Data is being generated and archived at increasing rates due to deployment of large-scale cyberinfrastructure in all kinds of applications including bio-informatics, material-informatics, automation, control, operation, and health monitoring of various physical infrastructures. Big Data has become a key basis of competition, underpinning new waves of productivity, growth, and innovation. Petascale and exascale scientific applications will be required by teams of research scientists who are distributed not only across a university campus, but also across national and international laboratories. Experimental facilities, such as the Department of Energy's Large Hadron Collider (LHC) are expected to generate data in the petabyte and exabyte ranges. Significant advances in science can be made possible by sophisticated collaborative data analytics with the huge volumes of data generated by these facilities.

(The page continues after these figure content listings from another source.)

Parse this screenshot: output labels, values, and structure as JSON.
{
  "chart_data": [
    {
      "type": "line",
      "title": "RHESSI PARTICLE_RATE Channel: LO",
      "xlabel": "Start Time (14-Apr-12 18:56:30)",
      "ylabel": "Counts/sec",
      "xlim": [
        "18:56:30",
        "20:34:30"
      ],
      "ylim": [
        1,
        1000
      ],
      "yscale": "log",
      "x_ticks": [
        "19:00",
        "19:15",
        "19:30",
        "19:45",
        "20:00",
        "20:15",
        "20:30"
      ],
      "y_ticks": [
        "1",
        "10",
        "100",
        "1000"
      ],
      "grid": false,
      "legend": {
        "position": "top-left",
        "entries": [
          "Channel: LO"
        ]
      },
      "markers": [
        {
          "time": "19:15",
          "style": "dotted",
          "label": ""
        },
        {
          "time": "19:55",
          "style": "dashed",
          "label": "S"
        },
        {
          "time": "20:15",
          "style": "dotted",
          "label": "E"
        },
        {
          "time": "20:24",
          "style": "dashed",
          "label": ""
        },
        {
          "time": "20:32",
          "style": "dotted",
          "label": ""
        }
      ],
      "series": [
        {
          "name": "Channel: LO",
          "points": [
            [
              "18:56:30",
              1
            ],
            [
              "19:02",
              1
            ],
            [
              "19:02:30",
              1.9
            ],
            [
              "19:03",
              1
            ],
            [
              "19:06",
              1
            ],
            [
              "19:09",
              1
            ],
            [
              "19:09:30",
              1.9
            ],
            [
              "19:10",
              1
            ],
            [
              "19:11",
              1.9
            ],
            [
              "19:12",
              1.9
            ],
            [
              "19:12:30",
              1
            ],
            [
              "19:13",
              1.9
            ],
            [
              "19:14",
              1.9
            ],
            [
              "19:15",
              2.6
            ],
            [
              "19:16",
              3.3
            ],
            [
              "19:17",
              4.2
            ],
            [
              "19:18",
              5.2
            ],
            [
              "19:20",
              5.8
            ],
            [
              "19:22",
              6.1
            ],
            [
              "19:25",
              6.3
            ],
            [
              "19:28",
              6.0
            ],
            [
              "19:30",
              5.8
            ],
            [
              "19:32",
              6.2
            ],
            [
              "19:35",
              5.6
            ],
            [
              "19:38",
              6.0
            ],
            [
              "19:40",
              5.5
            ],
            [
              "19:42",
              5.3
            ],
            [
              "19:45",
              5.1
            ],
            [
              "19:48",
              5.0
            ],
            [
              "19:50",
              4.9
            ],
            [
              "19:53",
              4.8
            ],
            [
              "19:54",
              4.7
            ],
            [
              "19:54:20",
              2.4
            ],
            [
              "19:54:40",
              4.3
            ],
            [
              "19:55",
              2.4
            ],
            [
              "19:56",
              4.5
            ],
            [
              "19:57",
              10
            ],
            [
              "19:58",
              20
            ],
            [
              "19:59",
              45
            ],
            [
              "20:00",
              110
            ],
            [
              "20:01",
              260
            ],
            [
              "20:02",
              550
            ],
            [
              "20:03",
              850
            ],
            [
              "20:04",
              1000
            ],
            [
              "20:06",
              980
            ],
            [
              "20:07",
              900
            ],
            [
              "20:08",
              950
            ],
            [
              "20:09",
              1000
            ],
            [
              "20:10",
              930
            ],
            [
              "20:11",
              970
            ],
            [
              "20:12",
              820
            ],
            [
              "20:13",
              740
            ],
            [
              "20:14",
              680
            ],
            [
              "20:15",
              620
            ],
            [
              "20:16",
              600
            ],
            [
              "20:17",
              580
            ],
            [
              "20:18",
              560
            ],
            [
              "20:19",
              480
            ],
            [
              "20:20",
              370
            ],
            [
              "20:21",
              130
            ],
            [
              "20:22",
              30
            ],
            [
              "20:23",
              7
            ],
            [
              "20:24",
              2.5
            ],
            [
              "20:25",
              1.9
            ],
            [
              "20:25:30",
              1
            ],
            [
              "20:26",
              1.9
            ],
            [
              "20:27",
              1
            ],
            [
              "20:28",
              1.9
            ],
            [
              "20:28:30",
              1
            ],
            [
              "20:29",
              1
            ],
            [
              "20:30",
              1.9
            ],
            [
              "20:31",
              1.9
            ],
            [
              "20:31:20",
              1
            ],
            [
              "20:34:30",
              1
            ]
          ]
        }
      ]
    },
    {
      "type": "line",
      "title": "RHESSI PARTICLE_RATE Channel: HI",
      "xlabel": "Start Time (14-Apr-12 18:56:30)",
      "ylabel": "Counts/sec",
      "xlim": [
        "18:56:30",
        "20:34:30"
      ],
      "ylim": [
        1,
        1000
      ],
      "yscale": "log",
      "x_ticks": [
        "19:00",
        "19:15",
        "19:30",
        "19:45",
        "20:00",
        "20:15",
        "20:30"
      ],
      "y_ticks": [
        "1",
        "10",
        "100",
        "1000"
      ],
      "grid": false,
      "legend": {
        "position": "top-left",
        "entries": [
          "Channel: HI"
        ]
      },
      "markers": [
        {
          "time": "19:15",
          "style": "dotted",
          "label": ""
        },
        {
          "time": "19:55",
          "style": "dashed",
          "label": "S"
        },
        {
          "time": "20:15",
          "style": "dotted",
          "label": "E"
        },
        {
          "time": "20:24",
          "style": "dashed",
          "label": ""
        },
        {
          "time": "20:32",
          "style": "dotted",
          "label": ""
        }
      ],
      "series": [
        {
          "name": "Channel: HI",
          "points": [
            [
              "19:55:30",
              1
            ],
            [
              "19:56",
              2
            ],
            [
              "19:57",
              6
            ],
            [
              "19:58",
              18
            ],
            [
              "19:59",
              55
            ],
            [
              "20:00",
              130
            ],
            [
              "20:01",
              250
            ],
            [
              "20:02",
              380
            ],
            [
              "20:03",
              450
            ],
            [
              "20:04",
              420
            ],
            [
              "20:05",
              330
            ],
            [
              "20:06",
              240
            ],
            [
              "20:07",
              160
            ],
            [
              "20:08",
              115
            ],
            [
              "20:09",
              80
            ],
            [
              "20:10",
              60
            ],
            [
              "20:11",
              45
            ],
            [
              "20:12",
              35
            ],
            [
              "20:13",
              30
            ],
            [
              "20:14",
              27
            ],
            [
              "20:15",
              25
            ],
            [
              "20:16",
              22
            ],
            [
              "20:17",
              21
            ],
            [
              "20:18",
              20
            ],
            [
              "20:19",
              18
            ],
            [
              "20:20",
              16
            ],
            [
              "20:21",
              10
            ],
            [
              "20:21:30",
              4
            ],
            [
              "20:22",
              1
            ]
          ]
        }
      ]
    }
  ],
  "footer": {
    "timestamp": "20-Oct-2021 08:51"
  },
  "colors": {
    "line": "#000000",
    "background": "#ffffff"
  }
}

This data is not only used locally, but needs to be transferred, processed, and analyzed at remote locations. Further, storage and computation for petascale and exascale applications are expensive, and economics dictates that these facilities will have to be shared between many experiments and experimental facilities. Optical Wavelength Division Multiplexing (WDM) networks have proven to be ideal for supporting the growing needs of scientific experiments that require large volumes of data to be distributed and analyzed by a large number of geographically disperse users. Examples of such experiments include Large Hadron Collider experiments (e.g., ATLAS) and neutron scattering experiments at the Spallation Neutron Source. It is envisioned that such large experiments will dominate the trend of science in the foreseeable future.

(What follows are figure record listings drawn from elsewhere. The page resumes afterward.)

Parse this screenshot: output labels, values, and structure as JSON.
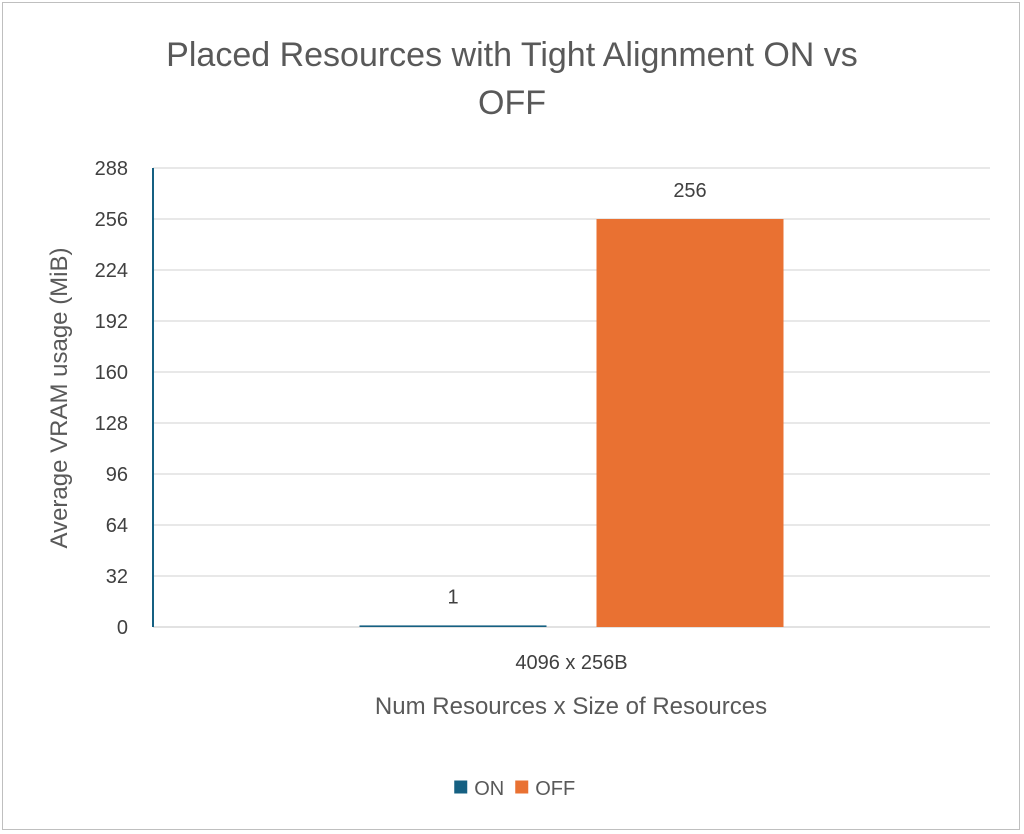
{
  "chart_data": {
    "type": "bar",
    "title_lines": [
      "Placed Resources with Tight Alignment ON vs",
      "OFF"
    ],
    "categories": [
      "4096 x 256B"
    ],
    "series": [
      {
        "name": "ON",
        "values": [
          1
        ],
        "color": "#156082"
      },
      {
        "name": "OFF",
        "values": [
          256
        ],
        "color": "#E97132"
      }
    ],
    "xlabel": "Num Resources x Size of Resources",
    "ylabel": "Average VRAM usage (MiB)",
    "ylim": [
      0,
      288
    ],
    "yticks": [
      0,
      32,
      64,
      96,
      128,
      160,
      192,
      224,
      256,
      288
    ],
    "grid": true,
    "legend_position": "bottom"
  }
}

A reliable and flexible Big Data storage and retrieval service is needed, that uses the full potential of parallel architectures. Currently the data is stored in parallel, processed in parallel, and analyzed in parallel. However, the underlying core network is not currently used to harness parallelism, but rather necessitates serial resource usage. A user requests data retrieval from a remote site. They have the choice between replicated storage sites, but can most likely only pick one of those. The data is then transferred in a best-effort manner across the core network and then handled locally at the destination. A discrepancy exists between the availability and actual use of parallel technologies. The data is typically available at several sites (for performance and backup reasons) where it is stored in parallel storage arrays and data processing is most likely also parallelized. The network, operated on a physical-layer with parallel wavelengths (WDM) and at higher layers, through software-defined networking, in parallel slices and virtual circuits also is capable of parallel transfers. These parallelisms, however are not yet fully usable to researchers in today's networks, such as ESnet, due to the lack of a storage resource aware, intelligent, and flexible scheduler.

To facilitate Big Data transfers, we propose a Parallel Resource-Optimized Provisioning of End-to-End Requests (PROPER) framework for ubiquitous parallel use of network and storage resources. The included Co-Scheduler will coordinate storage and virtual circuit reservation. We will provide flexibility by introducing negotiation-based What-If capability in our network and storage Co-Scheduler. Spatial and temporal flexibilities in reservation are considered by the proposed What-If engine in order to provide a list of recommendations to users. This results is high availability, ease of use, and reduction of service blocking. The proposed services extend the parallel architectures of data processing and storage all throughout the network infrastructure using multi-path provisioning, multi-sourced data retrieval, and parallel replicated data storage. Also, to prevent loss of unique scientific data and to prevent repetition of experiments, data storage and retrieval operations are implemented with protection for increased reliability. We will implement the PROPER framework in conjunction with the OSCARS network provisioning software and the BeStMan storage management software.